As eleições para o Parlamento Europeu são muito peculiares. Anteriormente, eram eleições que funcionavam como um referendo de cada governo nacional, não era necessariamente com um enfoque em questões europeias; mas isso tem mudado e as pautas têm ficado mais europeias.

Não necessariamente porque os cidadãos sabem mais sobre os temas europeus ou sobre o que acontece no Parlamento Europeu, mas existe uma consciência da importância da União Europeia como modelo de governança. Com isso, a participação popular aumentou.

Por outro lado, o projeto europeu se tornou mais polarizado e houve um aumento do apoio a partidos eurocéticos, de extrema direita. Então se antes as pessoas que não gostavam da UE não votavam nas eleições para o Parlamento, agora elas fazem questão de votar, mesmo que votem contra o projeto europeu.

Eu tenho a certeza de que essa será uma eleição mais europeia do que nacional de cada país, mas não necessariamente pró-UE.

A presidente da Comissão Europeia, Ursula von der Leyen, participa de uma coletiva de imprensa ao lado da primeira-ministra da Itália, Giorgia Meloni  Foto: Cecilia Fabiano/AP

A extrema direita pode fazer parte da maioria no Parlamento Europeu?

A França e a Alemanha representam esse avanço da extrema direita, principalmente porque são países que têm muitos eurodeputados proporcionalmente. Os países têm números de cadeiras diferentes dependendo de seu tamanho, mas a extrema direita não deve fazer parte da maioria.

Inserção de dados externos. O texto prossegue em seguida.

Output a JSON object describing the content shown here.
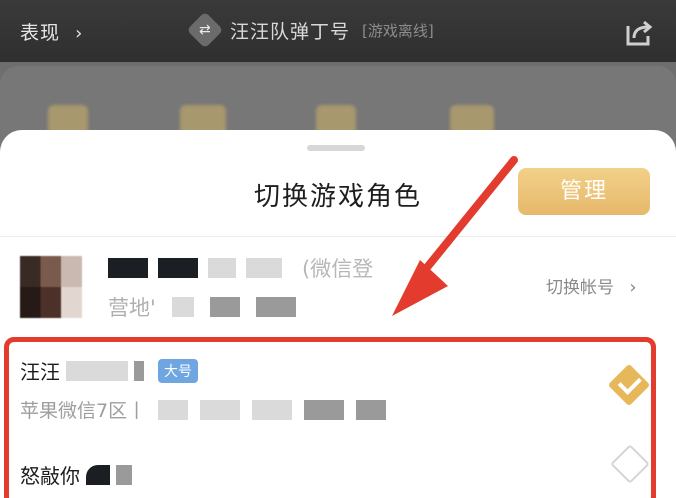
{
  "header": {
    "left_label": "表现",
    "title": "汪汪队弹丁号",
    "status_tag": "[游戏离线]"
  },
  "sheet": {
    "title": "切换游戏角色",
    "manage_label": "管理"
  },
  "account": {
    "login_suffix": "(微信登",
    "server_prefix": "营地'",
    "switch_label": "切换帐号"
  },
  "characters": [
    {
      "name_prefix": "汪汪",
      "badge": "大号",
      "server_prefix": "苹果微信7区丨",
      "selected": true
    },
    {
      "name_prefix": "怒敲你",
      "selected": false
    }
  ],
  "colors": {
    "accent_gold": "#e6b86a",
    "highlight_red": "#e43b2f",
    "badge_blue": "#6fa6e2"
  },
  "icons": [
    "chevron-right-icon",
    "swap-icon",
    "share-icon",
    "check-icon"
  ]
}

A extrema direita na Alemanha sofreu um baque com a expulsão do partido Alternativa para a Alemanha do grupo europeu de extrema direita Identidade e Democracia (ID), após as declarações do então líder do partido no Parlamento, Maximilian Krah, que afirmou que nem todos os oficiais da SS eram criminosos.

Então o Alternativa para a Alemanha terá parlamentares, mas sem um grupo no Parlamento Europeu eles não conseguem ter influência.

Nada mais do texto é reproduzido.